I remember watching news footage of the Rwandan genocide on TV when I was in my early twenties. I was horrified by the images and by the inaction of the world as it stood by and watched the horrors being unleashed. Many years later, I read a book by one the survivors of that genocide – “Left To Tell” by Immaculee Ilibagiza. She was the same age I was when she endured the nightmare of that time in her homeland.
In 2012 I saw an article in my local paper seeking volunteers to journey to Rwanda to help the genocide survivors. I didn’t hesitate. I got my rounds of vaccinations, took a leave of absence from my teaching job, bought malaria pills and packed my suitcase. Even though I would leave my husband and two young children behind, I just knew it was a trip I had to make. And I am so glad that I did make that trip.
Along with my volunteer group (Developing World Connections) and the Rwandan based Building Bridges Rwanda, I learned how to level large stones so they would fit together to form a foundation, pillars and walls. I mixed and lugged dented metal trays of mortar and I learned how to use a piece of string as a leveller.
I also learned to enjoy sitting under an acacia tree during banana break while the young men danced around us. I learned how to make bracelets from hyacinth stalks, and I learned to get used to filling my gut with carbohydrates day after day (plantains anyone?). I hugged and played with the children of the village, every day. And every day they smiled and their warmth was genuine. I interacted with the women, some of whom were survivors of the genocide and I held their babies in my arms. I watched them weave their stunning baskets and afterwards they neatly piled them on shelves, work done with skill and pride. I experienced a breathtaking hike into the Virunga Volcanic mountains, to view the mountain gorillas in their natural habitat. Unforgettable. Remarkable. Endangered.
I never quite got used to the accommodations, with the creepy crawlies and the bats in the night. I gradually adjusted to our ‘neighbours’ – several hundred East African soldiers, with their Toyotas and machine guns. I will never forget the afternoon while we were busy working and a sudden whomp whomp whomp and swirls of dirt lifting in the air alerted us to an army helicopter as it landed in a nearby field. The soldiers were always polite to us. Some greeted us in the morning or as we passed by on the road heading home after dinner. The rewards of a long day of work and the pleasant company of the people I met made it all worthwhile. Each day brought a new experience, whether it was the sudden downpour and the lightning that was so much scarier than it was back home, or finding a frog in my ‘bathtub’ (a concrete trough). There was the blue monkey in the cage outside our rooms and the thrill of riding on the back of a mutatu taxi bike.

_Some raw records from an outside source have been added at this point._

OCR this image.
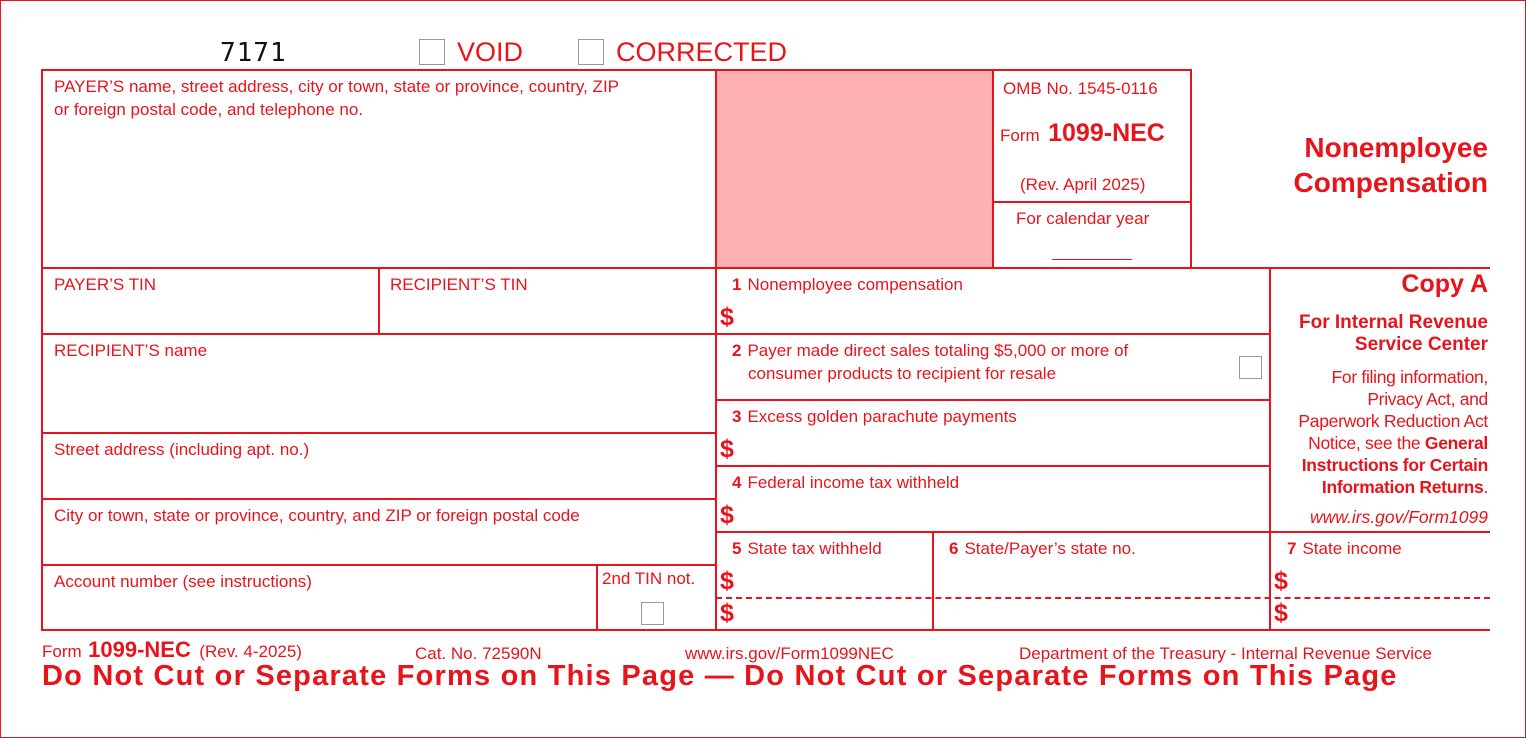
7171	VOID	CORRECTED
PAYER’S name, street address, city or town, state or province, country, ZIP
or foreign postal code, and telephone no.
OMB No. 1545-0116
Form 1099-NEC
(Rev. April 2025)
For calendar year
Nonemployee
Compensation
PAYER’S TIN	RECIPIENT’S TIN
RECIPIENT’S name
Street address (including apt. no.)
City or town, state or province, country, and ZIP or foreign postal code
Account number (see instructions)	2nd TIN not.
1 Nonemployee compensation
$
2 Payer made direct sales totaling $5,000 or more of
consumer products to recipient for resale
3 Excess golden parachute payments
$
4 Federal income tax withheld
$
5 State tax withheld
$
$
6 State/Payer’s state no.	7 State income
$
$
Copy A
For Internal Revenue
Service Center
For filing information,
Privacy Act, and
Paperwork Reduction Act
Notice, see the General
Instructions for Certain
Information Returns.
www.irs.gov/Form1099
Form 1099-NEC (Rev. 4-2025)	Cat. No. 72590N	www.irs.gov/Form1099NEC	Department of the Treasury - Internal Revenue Service
Do Not Cut or Separate Forms on This Page — Do Not Cut or Separate Forms on This Page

There were also reminders of the genocide – the museums filled to the rafters with skulls and bones, their machete and bullet hole marks clearly visible. Churches which were supposed to be havens and which became graveyards, still housed the bodies of those killed inside – a reminder of how horrible genocide is. Lest We Forget. Never Again. There were the faces of scarred survivors, wearing haunted expressions. But the amazing thing I noted was that life was moving along, people were going to school, to university, growing food, and clinics were being built in even the remotest villages. It seemed clear to me that Paul Kagame was determined to bring his country into the modern world, and to try to bring national reconciliation to the forefront.
I left Rwanda wanting to return. I will never forget those amazing people that shared a brief moment of their lives with me. I think about their future and hope for peace for them. Peace does not come easily, however, as the regions surrounding this tiny country are brimming with rebel armies, some supported by neighbouring governments. Some of these groups are genocide perpetrators, waiting to strike again. I hope that the mandate that Paul Kagame has begun will continue to take root and that the ethnic hatred stirred up – first, by the Europeans, then by Rwandans themselves, will dissipate into another time. Rwanda is a beautiful country, both culturally and geographically. It has so much to offer to the world.